Mortality and serum sodium: do patients die from or with hyponatremia? - PubMed (original) (raw)

Mortality and serum sodium: do patients die from or with hyponatremia?

Arun Chawla et al. Clin J Am Soc Nephrol. 2011 May.

Abstract

Background and objectives: Severe hyponatremia (<120 mEq/L) in hospitalized patients has a high mortality rate. We hypothesized that underlying diseases causing hyponatremia attribute to mortality rather than hyponatremia itself.
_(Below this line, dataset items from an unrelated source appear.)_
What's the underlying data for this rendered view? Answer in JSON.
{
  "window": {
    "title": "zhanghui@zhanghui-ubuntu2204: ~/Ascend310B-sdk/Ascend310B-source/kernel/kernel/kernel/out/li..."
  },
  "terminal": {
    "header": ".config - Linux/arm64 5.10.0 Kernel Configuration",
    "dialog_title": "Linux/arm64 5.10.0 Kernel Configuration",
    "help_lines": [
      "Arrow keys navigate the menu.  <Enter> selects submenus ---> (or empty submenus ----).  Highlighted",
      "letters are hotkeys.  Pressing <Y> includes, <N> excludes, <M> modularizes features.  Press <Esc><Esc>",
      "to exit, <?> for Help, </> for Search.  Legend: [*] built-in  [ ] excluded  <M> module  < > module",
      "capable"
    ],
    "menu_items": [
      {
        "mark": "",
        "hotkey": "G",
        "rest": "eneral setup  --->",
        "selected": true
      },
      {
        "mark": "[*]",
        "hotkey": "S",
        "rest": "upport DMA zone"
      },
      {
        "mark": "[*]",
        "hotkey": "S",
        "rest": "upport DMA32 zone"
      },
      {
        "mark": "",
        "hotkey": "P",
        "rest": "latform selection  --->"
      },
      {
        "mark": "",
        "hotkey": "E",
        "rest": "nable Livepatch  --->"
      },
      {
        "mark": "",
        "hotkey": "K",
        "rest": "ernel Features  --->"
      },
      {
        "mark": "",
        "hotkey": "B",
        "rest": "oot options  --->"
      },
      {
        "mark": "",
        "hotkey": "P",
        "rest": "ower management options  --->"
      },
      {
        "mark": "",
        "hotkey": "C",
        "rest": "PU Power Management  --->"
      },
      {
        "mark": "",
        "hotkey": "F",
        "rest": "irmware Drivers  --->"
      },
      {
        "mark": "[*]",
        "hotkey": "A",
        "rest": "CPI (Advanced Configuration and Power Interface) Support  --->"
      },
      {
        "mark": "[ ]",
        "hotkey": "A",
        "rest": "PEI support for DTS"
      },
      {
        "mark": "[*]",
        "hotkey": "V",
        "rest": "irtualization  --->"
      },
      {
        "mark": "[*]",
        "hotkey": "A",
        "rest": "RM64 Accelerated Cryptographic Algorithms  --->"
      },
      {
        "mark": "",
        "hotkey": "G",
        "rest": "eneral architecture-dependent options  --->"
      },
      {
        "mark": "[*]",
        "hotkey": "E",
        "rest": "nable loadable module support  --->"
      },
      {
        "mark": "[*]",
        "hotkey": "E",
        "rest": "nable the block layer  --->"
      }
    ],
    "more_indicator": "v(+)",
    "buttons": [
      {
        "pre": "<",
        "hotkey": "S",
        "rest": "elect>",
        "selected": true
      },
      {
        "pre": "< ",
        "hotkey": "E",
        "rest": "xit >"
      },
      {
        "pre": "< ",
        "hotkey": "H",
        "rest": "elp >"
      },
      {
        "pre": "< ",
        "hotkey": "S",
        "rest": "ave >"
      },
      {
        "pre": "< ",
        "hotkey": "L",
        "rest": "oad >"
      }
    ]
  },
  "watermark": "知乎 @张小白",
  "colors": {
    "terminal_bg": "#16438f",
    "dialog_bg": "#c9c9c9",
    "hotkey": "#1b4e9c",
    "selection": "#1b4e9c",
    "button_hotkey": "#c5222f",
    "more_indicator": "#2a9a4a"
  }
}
Design, setting, participants, & measurements: The relationship between mortality and serum sodium (sNa) was examined in 45,693 patients admitted to a single community teaching hospital between January 1996 and December 2007. We conducted a comprehensive retrospective review of the medical records of 53 patients who died after developing sNa <120 mEq/L before or after admission and of 32 patients who survived after developing sNa <110 mEq/L.

Results: Mortality rates tended to increase as the sNa fell from 134 to 120 mEq/L, rising above 10% for patients with sNa of 120 to 124 mEq/L. However, below sNa of 120 mEq/L, the trend reversed, such that the mortality rate progressively decreased as sNa fell. More than two thirds of patients who died after sNa <120 mEq/L had at least two additional acute severe progressive illnesses, most commonly sepsis and multiorgan failure. Three deaths (5.6%) in 12 years could plausibly be related to adverse consequences of hyponatremia, and one (1.8% of the fatal cases and 0.15% of all patients with sNa <120 mEq/L) was from cerebral edema. Most patients who survived with sNa <110 mEq/L had medication-induced hyponatremia. Severe underlying illnesses were uncommon in this group.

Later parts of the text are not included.